Coquelin, Mark Noble and Wayne Rooney plod around the midfield thinking of happier days, while the ineffective Ahmed Musa, the incapable Vincent Janssen and the infuriating Sissoko form an anemic attacking triumvirate.
It took all of my willpower not to just list Sunderland's most frequent starting XI here in tribute to a truly wretched campaign under David Moyes that was evidently doomed from the very beginning. Instead I've limited it to just two Black Cats, while Arthur Masuaku and Simone Zaza are poster boys for what was, in retrospect, a particularly woeful summer window for Slaven Bilic and West Ham. The latter left for Valencia in January, since when he has notched six goals and generally impressed. Go figure.
Elsewhere, Stones has notably struggled under Guardiola since Manchester City made him the world's second-most expensive defender and Janssen and Sissoko have both been big misses for Tottenham. Former Liverpool winger Ibe, by Eddie Howe's own admission, has been a disappointment since swapping Merseyside for Bournemouth and Antonio Barragan makes the cut chiefly due to his inexcusable penchant for foul throws. Noble has argued publicly with his own fans during a difficult season.

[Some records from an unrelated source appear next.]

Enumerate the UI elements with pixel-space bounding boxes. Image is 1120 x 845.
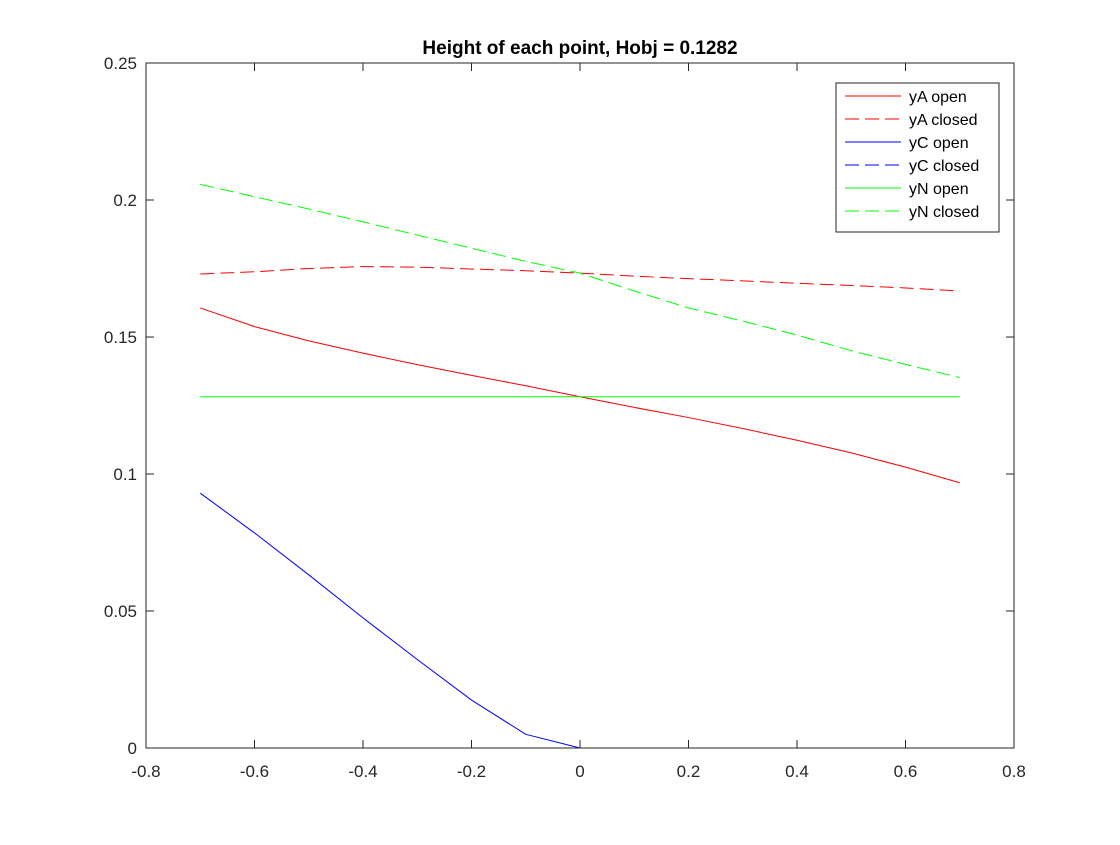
y-tick-label: 0.1 <box>113 465 137 484</box>
x-tick-label: 0.6 <box>894 762 918 781</box>
x-tick-label: -0.2 <box>457 762 486 781</box>
y-tick-label: 0.15 <box>104 328 137 347</box>
y-tick-label: 0.05 <box>104 602 137 621</box>
x-tick-label: 0 <box>575 762 584 781</box>
x-tick-label: -0.8 <box>131 762 160 781</box>
chart-title: Height of each point, Hobj = 0.1282 <box>422 38 737 59</box>
legend-label: yC closed <box>909 158 979 175</box>
x-tick-label: -0.4 <box>348 762 377 781</box>
legend-label: yN closed <box>909 204 979 221</box>
legend-box <box>835 82 1000 233</box>
legend: yA open yA closed yC open yC closed yN open y… <box>835 82 1000 233</box>
legend-label: yA open <box>909 89 967 106</box>
x-tick-label: 0.2 <box>677 762 701 781</box>
axes: -0.8 -0.6 -0.4 -0.2 0 0.2 0.4 0.6 0.8 0 0.05 0.1 0.1… <box>104 54 1026 781</box>
y-tick-label: 0 <box>128 739 137 758</box>
x-tick-label: 0.8 <box>1002 762 1026 781</box>
legend-label: yA closed <box>909 112 977 129</box>
y-tick-label: 0.2 <box>113 191 137 210</box>
legend-label: yC open <box>909 135 969 152</box>
series-line-yn-closed <box>200 183 960 379</box>
y-tick-label: 0.25 <box>104 54 137 73</box>
legend-label: yN open <box>909 181 969 198</box>
x-tick-label: -0.6 <box>240 762 269 781</box>
x-tick-label: 0.4 <box>785 762 809 781</box>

Claudio Bravo arrived to Manchester City with a lot of scrutiny and after a season his doubters have only increased. Not only he has failed to replicate his best days Barcelona but has fuelled the debate over the inconvenience of his signing – and the departure of Joe Hart.
John Stone has also failed to justify his £50m price tag under Pep Guardiola while the entire Sunderland defence could have a place next to them in the worst eleven of the campaign.
The unfortunate signings of Moussa Sissoko and Vincent Janssen explain why Tottenham have not been able to compete with Chelsea for the Premier League title while Wayne Roone has failed to respond those who believe that his best days are already over.
Borja Baston, meanwhile, joined Swansea with high expectations but neither Francesco Guidolin nor Bob Bradely nor Paul Clement have given him a chance to prove why the Welsh paid £15m to lure him away from Atletico Madrid.